Almost everyone will know a blended family - a 'step' family formed with two partners and the children from one or both of them. Nowadays this is likely to have arisen when one or both adults have been divorced from their previous partner(s). However, although divorce today is commonplace, it wasn't always the case. Until the 20th century the only grounds for divorce in Scotland were desertion or adultery and it was not until 1976 that in law provision was made for 'divorce by mutual consent'.
However, blended families have always existed - families brought together, not by divorce or separation, but usually by death.
My great grandmother, Mary Boag, died three weeks after giving birth in 1869 at the age of 40. The child, a boy they named Hugh, died the day before his mother. My great grandfather, John McAra, had lost both his wife and newborn baby within 24 hours, yet he still had four children under ten years of age to care for. He likely registered both deaths at the same time - see below.
Death certificate of Mary McAra and her son Hugh. Source: Scotlands People
We have no way of knowing how John and his children managed to get through the difficult times they had ahead. I expect family would have rallied round to look after the children. There was also an elder daughter, Jane, 19, who most likely took on the role of 'mother' to the young ones. Two years later John and his family are still together, possibly because of Jane. However, three years later, we find John remarrying. The lady herself was a widow, who seems to have been childless. So now the McAra children had a step-mother.

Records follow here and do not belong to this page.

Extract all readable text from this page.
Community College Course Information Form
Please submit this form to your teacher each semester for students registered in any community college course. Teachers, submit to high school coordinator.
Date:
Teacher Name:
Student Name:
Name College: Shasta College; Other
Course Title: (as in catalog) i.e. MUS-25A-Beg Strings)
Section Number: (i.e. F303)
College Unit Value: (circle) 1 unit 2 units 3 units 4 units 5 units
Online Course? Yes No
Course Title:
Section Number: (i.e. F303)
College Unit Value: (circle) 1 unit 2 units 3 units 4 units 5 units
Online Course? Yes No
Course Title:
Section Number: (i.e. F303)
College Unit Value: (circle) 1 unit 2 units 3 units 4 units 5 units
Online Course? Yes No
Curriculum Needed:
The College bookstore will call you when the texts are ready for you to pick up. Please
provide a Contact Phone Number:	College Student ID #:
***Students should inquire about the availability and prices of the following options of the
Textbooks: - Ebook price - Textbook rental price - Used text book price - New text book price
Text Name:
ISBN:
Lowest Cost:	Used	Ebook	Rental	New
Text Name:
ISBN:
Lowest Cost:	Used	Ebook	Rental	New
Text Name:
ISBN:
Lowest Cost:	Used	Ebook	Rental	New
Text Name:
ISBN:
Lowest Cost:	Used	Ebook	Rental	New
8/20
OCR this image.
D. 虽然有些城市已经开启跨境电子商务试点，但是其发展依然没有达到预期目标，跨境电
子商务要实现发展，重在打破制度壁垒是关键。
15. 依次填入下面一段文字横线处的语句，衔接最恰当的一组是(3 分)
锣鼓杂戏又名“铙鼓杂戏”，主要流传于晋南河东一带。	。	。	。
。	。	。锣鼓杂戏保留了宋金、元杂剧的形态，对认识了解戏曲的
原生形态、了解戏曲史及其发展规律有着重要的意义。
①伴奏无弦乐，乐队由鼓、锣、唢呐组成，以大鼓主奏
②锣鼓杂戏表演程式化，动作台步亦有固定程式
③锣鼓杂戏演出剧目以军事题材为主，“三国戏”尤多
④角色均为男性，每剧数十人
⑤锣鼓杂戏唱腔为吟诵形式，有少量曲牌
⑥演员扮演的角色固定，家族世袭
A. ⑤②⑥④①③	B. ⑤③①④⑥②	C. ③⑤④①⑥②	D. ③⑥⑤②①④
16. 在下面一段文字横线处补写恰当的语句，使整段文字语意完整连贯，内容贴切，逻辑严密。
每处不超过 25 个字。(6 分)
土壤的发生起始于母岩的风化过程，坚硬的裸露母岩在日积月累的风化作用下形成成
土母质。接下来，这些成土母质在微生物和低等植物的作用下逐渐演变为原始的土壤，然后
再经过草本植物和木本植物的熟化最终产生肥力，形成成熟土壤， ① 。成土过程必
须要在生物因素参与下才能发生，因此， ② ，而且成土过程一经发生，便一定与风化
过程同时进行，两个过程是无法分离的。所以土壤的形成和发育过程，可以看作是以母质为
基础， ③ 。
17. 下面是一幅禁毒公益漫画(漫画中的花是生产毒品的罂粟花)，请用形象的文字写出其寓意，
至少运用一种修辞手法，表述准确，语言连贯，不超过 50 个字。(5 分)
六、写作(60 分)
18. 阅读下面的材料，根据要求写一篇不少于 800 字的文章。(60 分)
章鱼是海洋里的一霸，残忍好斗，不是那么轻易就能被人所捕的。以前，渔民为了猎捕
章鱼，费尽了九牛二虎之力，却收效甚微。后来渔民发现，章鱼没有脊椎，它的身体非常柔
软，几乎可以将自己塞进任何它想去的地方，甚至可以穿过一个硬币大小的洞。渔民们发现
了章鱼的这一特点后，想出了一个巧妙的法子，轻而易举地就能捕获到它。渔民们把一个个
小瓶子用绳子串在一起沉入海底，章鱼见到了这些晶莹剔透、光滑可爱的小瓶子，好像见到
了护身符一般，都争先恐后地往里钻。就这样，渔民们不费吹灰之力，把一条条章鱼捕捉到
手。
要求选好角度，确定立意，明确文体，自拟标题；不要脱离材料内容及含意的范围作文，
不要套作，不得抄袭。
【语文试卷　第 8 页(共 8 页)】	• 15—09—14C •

John's second marriage to Mary Wilson. Source: Scotlands People
This sort of situation was common. I have numerous examples in my family tree. Sometimes it was the death of a husband, as in the case of my 3 x great grandmother Jean Russell, who was left with five children and a baby after her husband James Boston died at around the age of 40 in 1807. Jean "remarried" possibly soon after - she had another baby in 1808 whose later documentation lists William Robertson as her father, though surprisingly Jean's death certificate has no mention of him.
But the most complicated 'step' family I have come across has to be that of my maternal great grandfather David Anderson and his wife, my great grandmother Helen Young. David married Helen in 1873. His first wife had died three years previous to that, leaving him with a toddler and a baby. Helen was unmarried, but she already had three children, father or fathers unknown! They went on to have five children together.
Something we will never know is whether these relationships came about through love or necessity or both. In those cases, at least the families were kept together. The children could easily have ended up in an orphanage or workhouse.